[martincmartin]

I worked on LogDevice at FB until about 6 months ago.

I'm not that familiar with Kafka, but in general LogDevice emphasizes write availability over read availability. There are many applications where data is being generated all the time, and if you don't write it, it will be lost. However, if reading is delayed, it just means readers are a little behind and will need to catch up.

So, when a sequencer node dies and we need to figure out what happened to the records that were in flight -- which ones ended up on disk & can be replicated, what the last record was -- LogDevice still accepts new writes. However, to ensure ordering, these new writes aren't visible to readers until the earlier writes are sorted out.

[ivankelly]

What happens with a sequencer which appears to fail but hasn't really, and then comes back up after the process to figure out inflight records has completed? If that sequencer receives a record for a log, will it be able to write it to the storage nodes? I.e. is there any fencing mechanism to tell the storage nodes that the epoch has been bumped, so don't access writes for that epoch anymore?

[sh00s]

yes, in LogDevice it's called "sealing". However, as it stands, a newly activated sequencer won't wait for sealing on the old epoch to complete before taking new writes - in the tradeoff between write availability and consistency LogDevice picks higher availability. Blocking new writes until sealing is complete, however, should be fairly easy to integrate into LogDevice as an option.

[ivankelly]

Does it block reads until sealing is complete? How many nodes in the nodeset have to respond before sealing is complete? [NodeSet] - [ReplicationFactor] + 1?

[sh00s]

Yes, reads are not released (i.e. are blocked) until sealing is complete. We call the minimal set of nodes sufficient to serve reads for a log (the same set is needed for sealing to complete) an f-majority.
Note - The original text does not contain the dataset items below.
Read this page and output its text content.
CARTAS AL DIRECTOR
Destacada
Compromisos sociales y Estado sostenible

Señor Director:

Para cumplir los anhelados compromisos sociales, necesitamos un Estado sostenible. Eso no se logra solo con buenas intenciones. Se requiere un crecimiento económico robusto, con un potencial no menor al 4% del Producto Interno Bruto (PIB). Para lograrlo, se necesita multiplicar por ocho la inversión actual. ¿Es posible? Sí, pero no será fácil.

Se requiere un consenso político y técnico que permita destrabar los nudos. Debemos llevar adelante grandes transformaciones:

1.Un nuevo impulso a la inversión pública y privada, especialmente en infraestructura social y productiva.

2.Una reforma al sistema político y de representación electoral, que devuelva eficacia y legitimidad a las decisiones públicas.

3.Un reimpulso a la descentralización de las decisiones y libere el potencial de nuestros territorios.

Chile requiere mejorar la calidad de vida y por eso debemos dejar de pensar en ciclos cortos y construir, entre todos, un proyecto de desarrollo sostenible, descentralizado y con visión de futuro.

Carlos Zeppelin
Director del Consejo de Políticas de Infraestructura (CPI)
For a simple case where placement of data is location-agnostic, indeed the definition of f-majority is n - r + 1, where n is the nodeset size, and r is the replication factor.

However, if your replication property, is say, "place 3 copies across 3 racks", then the definition of f-majority becomes more complicated - e.g. having all nodes in the nodeset respond minus two racks will also satisfy it.

[ivankelly]

> Yes, reads are not released (i.e. are blocked) until sealing is complete.

Which are the cases where consistency is compromised then? If a client of the log needs consistency, it needs to ensure that it has seen all previous updates to a log before making a new update, which implies a read.

> However, if your replication property, is say, "place 3 copies across 3 racks", then the definition of f-majority becomes more complicated - e.g. having all nodes in the nodeset respond minus two racks will also satisfy it.

Sure, the aim being that no write can be successfully acknowledged by enough replicas to complete the write.

[sh00s]

> Which are the cases where consistency is compromised then? If a client of the log needs consistency, it needs to ensure that it has seen all previous updates to a log before making a new update, which implies a read.

Consistency in a more general sense than just read-modify-write consistency. If you have sequencers active in several epochs at the same time accepting writes, the records may end up being written out of order, and there would be a breakage of the total ordering guarantee.

[ivankelly]

> Consistency in a more general sense than just read-modify-write consistency. If you have sequencers active in several epochs at the same time accepting writes, the records may end up being written out of order, and there would be a breakage of the total ordering guarantee.

But given that reads are blocked on all sequencers before the current one, this should still provide total order atomic broadcast, unless a single client can connect to a sequencer with a lower epoch than one it has already seen.